A portion of Miami’s SW Fourth Avenue soon will be known as “Sister Margarita Miranda-Otero, RSCJ Way,” in honor of the late founder of Centro Mater Child Care Services Inc., a non-profit that aids economically disadvantaged families through childcare and education.
The street naming ceremony will take place at 10 a.m. on Thursday, Mar. 19, at 418 SW Fourth Ave., near the original site where she first founded the initiative as an after-school program for children who would otherwise go home alone. From its humble beginnings, Centro Mater has grown to five accredited centers throughout Miami-Dade County, continuing the passionate work of Miranda-Otero. Since its inception in 1968, the organization has assisted more than 50,000 in-need children and their families.
Supporters will gather to unveil the new street sign with the participation of Miami Mayor Tomas Regalado, Miami Commissioner Frank Carollo, Commissioner Francis Suarez, Miami Archbishop Thomas G. Wenski, and Centro Mater alumni.
The street dedication process began when Centro Mater representatives sent a letter to the mayor and commissioners, suggesting the honor. Commissioner Carollo then presented a resolution to the city commission, which was unanimously approved.
Nearly 50 years ago, Sister Miranda- Otero saw a critical need for child care services among the newly exiled Cuban families in Miami. Her labor of love grew to become Centro Mater Child Care Services Inc. Over time, the award-winning program has expanded from the streets of Little Havana to Hialeah Gardens and Hialeah. These expansions have allowed the organization to reach previously underserved neighborhoods where immigrants suffering from socio-economic disadvantages have historically concentrated. Currently, Centro Mater provides childcare services to children and families of every nationality, faith and race.
“Growing up, I would always hear my mother speak about Mother Miranda’s admirable work,” said Octavio A Verdeja Jr., chair of the Centro Mater Foundation. “Now as chair of the foundation, it’s an honor to take part in celebrating her legacy with this street dedication and a privilege to assist in the continuance of her vision.”

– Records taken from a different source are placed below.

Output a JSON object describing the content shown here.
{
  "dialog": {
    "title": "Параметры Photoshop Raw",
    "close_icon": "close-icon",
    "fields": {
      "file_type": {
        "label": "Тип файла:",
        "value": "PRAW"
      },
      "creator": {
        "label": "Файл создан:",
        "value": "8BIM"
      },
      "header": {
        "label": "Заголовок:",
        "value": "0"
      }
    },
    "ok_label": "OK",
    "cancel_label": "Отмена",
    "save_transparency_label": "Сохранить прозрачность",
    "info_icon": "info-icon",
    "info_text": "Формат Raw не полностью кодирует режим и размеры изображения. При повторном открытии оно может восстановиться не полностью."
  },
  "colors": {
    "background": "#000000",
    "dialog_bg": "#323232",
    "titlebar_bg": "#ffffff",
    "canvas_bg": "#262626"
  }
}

A native of Havana, Cuba, Margarita Miranda-Otero worked within the Sacred Heart Schools on the island before finding a new start in South Florida, where she served as an educator for The Carrollton School of the Sacred Heart in Miami.
She soon recognized the need for childcare services among newly exiled Cuban families, and began volunteering to assist such families living in the Little Havana community surrounding Fourth Avenue and Fourth Street. Each afternoon, Miranda-Otero and her volunteers gathered in the shade of a tree outside the Ada Merritt School (660 SW Third St.) to care for neighborhood children who would otherwise go home alone.
Her informal “after-school program” quickly expanded to the school’s classrooms and soon enough, with a formal name in homage to the Virgin Mary (Mater Admirabilis), Centro Mater was born. She tirelessly continued to enlist the support of philanthropists, politicians and even fellow exiles, in order to ensure the best quality of care available in Miami for the children she championed.